Avec une inflation (PCE core) à 2,6% en mai et un taux de chômage à 4,1% en juin, la Réserve fédérale semble en bonne voie de marquer l’histoire en réussissant à faire «atterrir» l’économie américaine en douceur (soft-landing).
La plus grande banque centrale au monde ne devra toutefois pas répéter les erreurs passées en pivotant trop tard. Bien qu’historiquement faible, le taux de chômage grimpe de plus en plus rapidement (3,9% en avril, 4,0% en mai et 4,1% en juin), augmentant ainsi le risque d’une récession aux Etats-Unis.
Pour le moment, la hausse du chômage semble contenue et ne suggère pas de récession selon la règle de «Sahm». Selon cette règle surveillée par les officiels de la Fed, l’économie américaine tombait systématiquement en récession lorsque la moyenne à trois mois du taux de chômage devenait 0,5 point supérieure à son plus bas des douze derniers mois.

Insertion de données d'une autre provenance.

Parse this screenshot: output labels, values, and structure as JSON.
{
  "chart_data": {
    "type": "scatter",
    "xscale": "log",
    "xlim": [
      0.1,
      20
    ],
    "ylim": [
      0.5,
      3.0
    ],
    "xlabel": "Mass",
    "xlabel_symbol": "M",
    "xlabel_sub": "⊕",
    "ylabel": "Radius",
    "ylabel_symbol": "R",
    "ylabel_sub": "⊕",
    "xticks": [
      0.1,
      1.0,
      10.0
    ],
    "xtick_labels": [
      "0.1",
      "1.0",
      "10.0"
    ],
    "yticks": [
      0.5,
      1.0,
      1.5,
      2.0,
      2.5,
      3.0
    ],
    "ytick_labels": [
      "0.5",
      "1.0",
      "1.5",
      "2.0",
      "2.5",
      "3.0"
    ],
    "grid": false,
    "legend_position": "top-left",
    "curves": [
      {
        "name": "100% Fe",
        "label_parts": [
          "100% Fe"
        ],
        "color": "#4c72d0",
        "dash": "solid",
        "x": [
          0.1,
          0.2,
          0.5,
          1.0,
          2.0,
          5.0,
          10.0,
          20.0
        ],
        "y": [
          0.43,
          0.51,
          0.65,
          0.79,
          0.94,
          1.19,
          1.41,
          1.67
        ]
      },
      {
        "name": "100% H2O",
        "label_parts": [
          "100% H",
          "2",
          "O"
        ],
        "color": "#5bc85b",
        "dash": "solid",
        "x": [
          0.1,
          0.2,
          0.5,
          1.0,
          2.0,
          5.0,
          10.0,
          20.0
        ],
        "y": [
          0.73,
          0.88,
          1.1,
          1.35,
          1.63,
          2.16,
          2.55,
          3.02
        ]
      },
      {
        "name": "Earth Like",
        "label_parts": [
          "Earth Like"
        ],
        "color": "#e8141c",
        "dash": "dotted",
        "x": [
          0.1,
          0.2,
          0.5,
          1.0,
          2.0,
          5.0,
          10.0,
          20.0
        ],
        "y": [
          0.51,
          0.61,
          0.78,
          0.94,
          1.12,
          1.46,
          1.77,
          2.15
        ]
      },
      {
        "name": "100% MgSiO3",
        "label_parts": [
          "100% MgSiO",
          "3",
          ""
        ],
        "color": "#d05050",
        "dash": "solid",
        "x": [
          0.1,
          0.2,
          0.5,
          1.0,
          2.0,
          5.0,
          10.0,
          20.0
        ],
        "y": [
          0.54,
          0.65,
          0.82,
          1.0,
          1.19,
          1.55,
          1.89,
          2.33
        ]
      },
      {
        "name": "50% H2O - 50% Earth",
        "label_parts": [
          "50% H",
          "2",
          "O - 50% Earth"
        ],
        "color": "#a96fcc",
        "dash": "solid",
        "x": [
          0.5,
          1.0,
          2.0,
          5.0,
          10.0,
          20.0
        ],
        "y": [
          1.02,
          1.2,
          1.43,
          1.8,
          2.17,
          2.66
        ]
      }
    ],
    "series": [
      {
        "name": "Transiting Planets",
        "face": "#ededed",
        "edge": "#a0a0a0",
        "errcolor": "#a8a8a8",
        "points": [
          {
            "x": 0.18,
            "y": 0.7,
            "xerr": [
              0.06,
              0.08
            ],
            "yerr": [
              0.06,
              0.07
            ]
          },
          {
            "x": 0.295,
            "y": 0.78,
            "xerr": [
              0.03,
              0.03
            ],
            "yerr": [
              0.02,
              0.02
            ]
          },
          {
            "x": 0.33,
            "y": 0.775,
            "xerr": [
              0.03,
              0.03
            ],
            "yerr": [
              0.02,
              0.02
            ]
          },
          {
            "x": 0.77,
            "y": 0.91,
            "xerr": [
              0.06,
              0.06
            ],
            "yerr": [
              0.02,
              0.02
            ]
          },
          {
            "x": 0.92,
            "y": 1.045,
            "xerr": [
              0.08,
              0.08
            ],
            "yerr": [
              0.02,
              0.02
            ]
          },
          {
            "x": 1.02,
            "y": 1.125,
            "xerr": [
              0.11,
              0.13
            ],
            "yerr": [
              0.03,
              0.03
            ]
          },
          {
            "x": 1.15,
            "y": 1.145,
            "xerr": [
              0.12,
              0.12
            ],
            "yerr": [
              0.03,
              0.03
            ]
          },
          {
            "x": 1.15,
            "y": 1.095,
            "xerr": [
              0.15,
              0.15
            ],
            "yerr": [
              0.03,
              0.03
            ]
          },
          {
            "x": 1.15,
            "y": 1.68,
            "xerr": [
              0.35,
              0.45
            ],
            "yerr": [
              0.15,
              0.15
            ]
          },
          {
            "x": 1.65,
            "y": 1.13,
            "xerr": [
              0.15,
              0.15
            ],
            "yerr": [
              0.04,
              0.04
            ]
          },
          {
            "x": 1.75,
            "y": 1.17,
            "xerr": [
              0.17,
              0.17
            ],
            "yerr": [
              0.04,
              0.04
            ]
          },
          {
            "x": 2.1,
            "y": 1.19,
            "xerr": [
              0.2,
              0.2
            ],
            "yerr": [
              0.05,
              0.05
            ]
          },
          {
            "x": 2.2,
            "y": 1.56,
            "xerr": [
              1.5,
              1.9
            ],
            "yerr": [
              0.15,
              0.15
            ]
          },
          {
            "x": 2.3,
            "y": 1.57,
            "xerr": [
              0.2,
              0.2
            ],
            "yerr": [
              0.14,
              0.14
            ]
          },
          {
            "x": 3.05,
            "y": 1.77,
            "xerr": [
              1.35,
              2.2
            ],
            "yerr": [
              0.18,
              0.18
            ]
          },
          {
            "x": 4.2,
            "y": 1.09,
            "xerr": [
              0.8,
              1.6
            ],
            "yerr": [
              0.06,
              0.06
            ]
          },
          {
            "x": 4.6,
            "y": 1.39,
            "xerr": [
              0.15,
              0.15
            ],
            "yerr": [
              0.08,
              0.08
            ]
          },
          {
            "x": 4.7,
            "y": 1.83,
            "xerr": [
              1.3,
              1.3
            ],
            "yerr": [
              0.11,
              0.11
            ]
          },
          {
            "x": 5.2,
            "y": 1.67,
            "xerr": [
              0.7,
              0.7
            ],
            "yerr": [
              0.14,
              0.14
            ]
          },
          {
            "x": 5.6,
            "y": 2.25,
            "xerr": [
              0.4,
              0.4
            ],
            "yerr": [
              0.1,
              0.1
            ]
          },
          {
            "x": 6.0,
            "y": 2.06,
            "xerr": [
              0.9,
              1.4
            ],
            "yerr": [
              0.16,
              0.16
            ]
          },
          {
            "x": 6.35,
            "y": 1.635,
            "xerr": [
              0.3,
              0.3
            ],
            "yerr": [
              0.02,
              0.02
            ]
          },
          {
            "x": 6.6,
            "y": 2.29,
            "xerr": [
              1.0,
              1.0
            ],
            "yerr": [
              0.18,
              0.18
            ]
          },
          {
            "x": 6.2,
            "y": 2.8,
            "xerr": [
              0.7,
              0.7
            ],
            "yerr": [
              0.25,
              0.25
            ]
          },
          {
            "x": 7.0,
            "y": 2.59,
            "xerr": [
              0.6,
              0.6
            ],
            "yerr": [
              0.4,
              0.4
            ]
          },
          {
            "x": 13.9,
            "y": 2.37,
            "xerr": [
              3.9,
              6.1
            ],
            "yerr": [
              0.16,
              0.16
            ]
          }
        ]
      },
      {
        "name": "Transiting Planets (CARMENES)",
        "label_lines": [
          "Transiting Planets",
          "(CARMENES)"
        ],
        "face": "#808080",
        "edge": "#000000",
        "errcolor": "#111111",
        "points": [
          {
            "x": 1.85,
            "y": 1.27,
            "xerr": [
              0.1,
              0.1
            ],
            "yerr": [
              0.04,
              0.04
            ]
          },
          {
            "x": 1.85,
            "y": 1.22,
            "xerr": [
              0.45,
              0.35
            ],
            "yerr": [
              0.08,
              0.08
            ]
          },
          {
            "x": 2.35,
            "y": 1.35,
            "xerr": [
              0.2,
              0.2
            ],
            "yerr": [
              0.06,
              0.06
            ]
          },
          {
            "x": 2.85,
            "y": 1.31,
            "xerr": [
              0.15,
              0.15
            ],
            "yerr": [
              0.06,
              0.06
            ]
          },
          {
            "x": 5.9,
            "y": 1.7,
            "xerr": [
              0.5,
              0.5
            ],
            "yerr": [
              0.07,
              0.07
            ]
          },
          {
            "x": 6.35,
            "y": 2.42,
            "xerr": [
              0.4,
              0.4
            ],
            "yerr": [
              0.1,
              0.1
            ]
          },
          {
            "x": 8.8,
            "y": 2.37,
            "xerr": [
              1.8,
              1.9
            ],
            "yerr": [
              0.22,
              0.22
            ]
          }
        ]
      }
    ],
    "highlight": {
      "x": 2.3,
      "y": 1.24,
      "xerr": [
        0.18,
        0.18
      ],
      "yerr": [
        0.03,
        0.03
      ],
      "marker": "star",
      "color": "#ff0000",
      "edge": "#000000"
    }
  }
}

Néanmoins, le temps semble de plus en plus limité pour satisfaire un «soft-landing». Non seulement la règle de Sahm est de plus en plus proche d’être déclenchée (0,43 point), mais la courbe de Beveridge, qui suggère une relation non-linéaire entre le taux d’offres d’emploi et le taux de chômage, est également tombée à son niveau pré-covid au printemps. Cela suggère qu’une poursuite du ralentissement économique (une diminution du nombre d’offres d’emploi) pourrait conduire à une augmentation plus rapide du taux de chômage.
Le marché de l’emploi américain s’est très nettement refroidi par rapport aux dernières années et le président de la Fed est conscient que la balance des risques a évolué. La semaine dernière, Powell a dissipé les inquiétudes concernant l’augmentation de l’inflation des services pour concentrer son attention sur les conditions du marché du travail et les salaires, indiquant notamment qu’une détérioration soudaine de la croissance de l’emploi pourrait entraîner une baisse plus rapide des taux directeurs.
Selon les différentes versions de la règle de Taylor, les taux directeurs de la Fed sont devenus restrictifs depuis la quatrième trimestre 2023 et sont actuellement 50 à 150 points de base supérieurs à ce qu’ils devraient être. Plus la Fed choisit de temporiser alors que les données sur l’inflation s’améliorent, plus les arguments en faveur d’un ajustement rapide des taux lorsque la Fed commencera à les réduire se renforcent.
Les deux petites baisses des taux de la Fed anticipées par les opérateurs de marché d’ici la fin de l’année pourraient donc correspondre à une estimation basse de ce qui pourrait finalement se réaliser.
La Réserve fédérale étant «dépendante des données», les prochaines données sur l’inflation et l’emploi continueront d’être cruciales pour les marchés. Tant que la règle de Sahm n’est pas déclenchée, le scénario d’atterrissage en douceur de l’économie l’emporte, ce qui implique des perspectives positives pour les actifs risqués. En revanche, si le taux de chômage continue d’augmenter au point de déclencher la règle de Sahm, un scénario d’atterrissage brutal de l’économie serait privilégié et, étant donné que ce scénario n’est pas actuellement anticipé par les marchés (et à juste titre), une correction importante des actifs à risque et une hausse importante des actifs refuges seraient à prévoir.